I had a simulation this week that I estimated would take 20 weeks to run. This estimate was based on too small a run. A more reliable estimate based on a longer run was 300 CPU hours, about two weeks running on a single processor. Before I split the problem up to run in parallel, I wanted to see if I could make each thread run faster.
The most expensive part of the simulation is a function that takes in four integer parameters and does a numerical integration. Each parameter could be any value from 0 to 120. So in principle there are 1214 = 214,358,881 possible parameter combinations. I knew that some of these combinations were extremely unlikely or impossible, so I thought I could reduce the execution time by caching the most commonly called parameters. Maybe a few thousand arguments would account for most of the function calls.
I saved the function arguments and computed values in map, a.k.a. dictionary, associative array, etc. (The buzz word for this is memoization.) I set a maximum size on the map because I thought it could grow very large. Even if, say, a thousand arguments accounted for most of the function calls, maybe there were many more that only appeared once.
It turned out that the function was only called with 408 distinct parameter combinations. That means the same integrals were being evaluated millions of times. Caching these values reduced the execution time by a factor of about 800. In other words, the software could retrieve a previously computed value 800x faster than compute it from scratch.
The simulation that would have taken 300 hours took only 22 minutes, and so there was no need to make it run in parallel.
Update: I found a bug in my hashing algorithm. After fixing the bug, the time to run my simulations increased to 38 minutes. So my speed-up was a about a factor of 420 rather than 800, but still enough to run on one thread over lunch. The number of distinct arguments to the numerical integration was much more than 408 in the corrected program, but still small enough to cache.

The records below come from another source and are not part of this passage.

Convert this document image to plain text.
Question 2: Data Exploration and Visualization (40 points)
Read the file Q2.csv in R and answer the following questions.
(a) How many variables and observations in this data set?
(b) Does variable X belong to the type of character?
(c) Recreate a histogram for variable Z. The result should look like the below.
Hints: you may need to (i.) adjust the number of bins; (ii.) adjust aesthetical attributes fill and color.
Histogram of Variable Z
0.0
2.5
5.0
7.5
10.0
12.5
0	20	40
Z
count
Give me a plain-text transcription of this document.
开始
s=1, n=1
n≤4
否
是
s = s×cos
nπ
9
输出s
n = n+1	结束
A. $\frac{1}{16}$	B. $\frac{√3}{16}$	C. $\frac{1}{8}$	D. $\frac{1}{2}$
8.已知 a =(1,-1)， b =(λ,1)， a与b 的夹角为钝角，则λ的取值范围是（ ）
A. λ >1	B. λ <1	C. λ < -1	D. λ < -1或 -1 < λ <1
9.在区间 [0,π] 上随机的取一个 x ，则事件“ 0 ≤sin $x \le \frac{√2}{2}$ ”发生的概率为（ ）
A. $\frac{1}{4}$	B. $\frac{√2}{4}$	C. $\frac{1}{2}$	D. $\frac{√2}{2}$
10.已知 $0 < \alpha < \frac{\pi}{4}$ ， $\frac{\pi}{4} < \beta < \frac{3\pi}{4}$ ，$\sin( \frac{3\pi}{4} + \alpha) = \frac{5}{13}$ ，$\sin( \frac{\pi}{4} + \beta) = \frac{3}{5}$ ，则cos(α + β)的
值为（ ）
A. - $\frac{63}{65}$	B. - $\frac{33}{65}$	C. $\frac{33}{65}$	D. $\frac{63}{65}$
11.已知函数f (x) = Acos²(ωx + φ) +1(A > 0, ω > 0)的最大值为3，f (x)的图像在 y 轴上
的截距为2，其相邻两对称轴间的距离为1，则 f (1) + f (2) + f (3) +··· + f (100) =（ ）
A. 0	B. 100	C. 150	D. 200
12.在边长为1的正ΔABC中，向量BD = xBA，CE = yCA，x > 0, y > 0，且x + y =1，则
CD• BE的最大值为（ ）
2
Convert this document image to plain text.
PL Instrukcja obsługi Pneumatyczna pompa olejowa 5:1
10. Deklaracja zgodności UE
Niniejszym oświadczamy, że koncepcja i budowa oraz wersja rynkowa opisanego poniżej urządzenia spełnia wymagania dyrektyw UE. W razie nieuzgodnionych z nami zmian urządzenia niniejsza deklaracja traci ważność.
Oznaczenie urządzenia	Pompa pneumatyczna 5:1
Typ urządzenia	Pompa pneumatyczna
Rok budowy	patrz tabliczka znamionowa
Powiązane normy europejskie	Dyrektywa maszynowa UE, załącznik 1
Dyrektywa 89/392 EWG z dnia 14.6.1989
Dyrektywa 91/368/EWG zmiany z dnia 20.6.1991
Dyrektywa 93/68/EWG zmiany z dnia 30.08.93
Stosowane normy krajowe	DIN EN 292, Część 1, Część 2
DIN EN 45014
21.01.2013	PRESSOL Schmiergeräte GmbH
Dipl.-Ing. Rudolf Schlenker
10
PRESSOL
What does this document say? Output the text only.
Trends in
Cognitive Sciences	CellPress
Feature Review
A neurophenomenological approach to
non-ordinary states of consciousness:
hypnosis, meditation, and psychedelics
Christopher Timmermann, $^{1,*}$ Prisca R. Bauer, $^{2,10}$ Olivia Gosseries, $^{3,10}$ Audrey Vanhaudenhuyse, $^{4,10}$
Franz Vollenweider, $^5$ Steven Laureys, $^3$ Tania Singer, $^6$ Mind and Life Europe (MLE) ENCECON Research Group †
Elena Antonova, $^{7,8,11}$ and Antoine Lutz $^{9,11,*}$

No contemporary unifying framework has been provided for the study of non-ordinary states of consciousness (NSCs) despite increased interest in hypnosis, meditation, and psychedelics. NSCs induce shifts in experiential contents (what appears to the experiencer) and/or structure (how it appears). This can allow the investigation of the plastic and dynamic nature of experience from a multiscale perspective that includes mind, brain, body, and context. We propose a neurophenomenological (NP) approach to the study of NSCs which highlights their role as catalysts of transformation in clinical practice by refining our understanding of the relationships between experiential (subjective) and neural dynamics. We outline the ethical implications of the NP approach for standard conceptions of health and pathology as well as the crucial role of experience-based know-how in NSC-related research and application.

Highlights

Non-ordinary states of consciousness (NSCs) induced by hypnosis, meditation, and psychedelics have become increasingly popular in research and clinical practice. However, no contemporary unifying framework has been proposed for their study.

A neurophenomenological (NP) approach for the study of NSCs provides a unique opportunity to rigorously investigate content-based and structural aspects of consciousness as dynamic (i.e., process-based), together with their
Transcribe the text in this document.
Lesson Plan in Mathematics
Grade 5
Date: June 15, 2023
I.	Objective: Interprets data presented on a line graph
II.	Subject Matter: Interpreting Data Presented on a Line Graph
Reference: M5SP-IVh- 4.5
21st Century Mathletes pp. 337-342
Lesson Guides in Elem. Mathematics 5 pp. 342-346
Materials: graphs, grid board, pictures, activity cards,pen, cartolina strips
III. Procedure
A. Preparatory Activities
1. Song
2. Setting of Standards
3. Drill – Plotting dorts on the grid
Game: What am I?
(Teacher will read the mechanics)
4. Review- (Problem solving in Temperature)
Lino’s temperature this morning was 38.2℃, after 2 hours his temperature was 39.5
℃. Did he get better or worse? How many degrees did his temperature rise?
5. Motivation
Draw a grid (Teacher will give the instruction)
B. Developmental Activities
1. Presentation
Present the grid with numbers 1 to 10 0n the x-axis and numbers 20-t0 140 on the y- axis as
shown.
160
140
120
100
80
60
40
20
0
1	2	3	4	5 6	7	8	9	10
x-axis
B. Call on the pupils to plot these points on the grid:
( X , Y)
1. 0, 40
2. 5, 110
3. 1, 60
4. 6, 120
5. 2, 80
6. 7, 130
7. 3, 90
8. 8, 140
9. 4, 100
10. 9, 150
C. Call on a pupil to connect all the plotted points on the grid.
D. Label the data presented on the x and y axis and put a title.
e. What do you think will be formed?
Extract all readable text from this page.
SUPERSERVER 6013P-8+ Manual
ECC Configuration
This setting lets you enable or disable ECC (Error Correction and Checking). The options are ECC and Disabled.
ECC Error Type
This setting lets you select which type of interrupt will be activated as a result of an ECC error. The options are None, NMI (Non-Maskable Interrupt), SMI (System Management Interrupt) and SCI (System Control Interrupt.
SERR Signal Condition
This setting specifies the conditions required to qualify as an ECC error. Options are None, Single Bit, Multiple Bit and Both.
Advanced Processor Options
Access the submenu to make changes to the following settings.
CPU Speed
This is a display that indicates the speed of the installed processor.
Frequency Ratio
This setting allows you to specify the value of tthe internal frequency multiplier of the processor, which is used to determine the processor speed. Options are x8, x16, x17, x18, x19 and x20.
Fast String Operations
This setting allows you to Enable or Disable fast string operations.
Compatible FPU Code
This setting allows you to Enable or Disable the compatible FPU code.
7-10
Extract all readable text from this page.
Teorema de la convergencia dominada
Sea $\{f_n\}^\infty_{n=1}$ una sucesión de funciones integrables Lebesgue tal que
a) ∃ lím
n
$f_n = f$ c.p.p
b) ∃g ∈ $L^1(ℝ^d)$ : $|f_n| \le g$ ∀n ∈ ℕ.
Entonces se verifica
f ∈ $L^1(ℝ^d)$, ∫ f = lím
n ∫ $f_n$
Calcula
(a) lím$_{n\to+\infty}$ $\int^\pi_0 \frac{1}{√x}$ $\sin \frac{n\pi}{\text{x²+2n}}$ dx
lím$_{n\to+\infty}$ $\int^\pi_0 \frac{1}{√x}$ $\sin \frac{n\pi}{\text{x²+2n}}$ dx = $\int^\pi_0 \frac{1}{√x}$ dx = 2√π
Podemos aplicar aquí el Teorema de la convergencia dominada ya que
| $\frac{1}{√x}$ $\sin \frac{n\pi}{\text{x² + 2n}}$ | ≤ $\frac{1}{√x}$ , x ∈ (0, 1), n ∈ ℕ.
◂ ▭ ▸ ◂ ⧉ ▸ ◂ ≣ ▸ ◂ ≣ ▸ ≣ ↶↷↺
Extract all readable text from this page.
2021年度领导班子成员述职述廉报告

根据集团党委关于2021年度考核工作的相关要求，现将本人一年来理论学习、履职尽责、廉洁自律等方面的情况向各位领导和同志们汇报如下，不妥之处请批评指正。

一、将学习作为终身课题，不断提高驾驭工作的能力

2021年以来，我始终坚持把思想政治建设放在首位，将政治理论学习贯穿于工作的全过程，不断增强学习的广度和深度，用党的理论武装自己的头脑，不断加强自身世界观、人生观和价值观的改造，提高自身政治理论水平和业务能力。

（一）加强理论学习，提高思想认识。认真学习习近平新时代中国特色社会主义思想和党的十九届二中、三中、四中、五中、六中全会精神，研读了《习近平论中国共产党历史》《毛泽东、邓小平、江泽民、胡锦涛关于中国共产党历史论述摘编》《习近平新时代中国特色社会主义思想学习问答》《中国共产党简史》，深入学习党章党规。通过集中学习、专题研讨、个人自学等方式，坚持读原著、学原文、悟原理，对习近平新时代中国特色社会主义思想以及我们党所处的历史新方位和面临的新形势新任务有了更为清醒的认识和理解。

Memoization is fantastic! I learned about it, and other fantastic concepts, from _Higher-Order Perl_ by Mark Jason Dominus (here is the chapter that deals with it: http://hop.perl.plover.com/book/pdf/03CachingAndMemoization.pdf ). You may have abandoned Perl for Python, but this whole book illustrates many great programming concepts using Perl — I highly recommend it for any programmer.
Once again, working smarter beats working harder/longer.
Thanks for the technique. Too bad this won’t work for my Monte Carlo.
Perhaps this won’t work for your problem, but it does work on some Monte Carlo problems. That’s what I was doing.
Because of the randomness in the program, I could not determine with certainty which parameter arguments would or would not be needed. I thought perhaps there could be thousands of values only used once. But that was far from the case.
This type of idea is something that should be taught to any grad students using MC simulation or any simulation that’s similar. I remember lots of discussions about efficiently calculating random numbers, variance reduction, etc. Using bit-wise operations instead of the more usual numerical calculations also briefly came up. But never anything about saving values you end up computing several times, which is too bad. It’s a concept even someone who’s relatively green to programming could pick up for scientific computations.
This concept is highly exploited in the Dynamic Programming technique. The basic idea of Dynamic Programming is decomposing a huge optimisation problem in small problems, optimising the small problems, and saving the result in a table function for future lookup.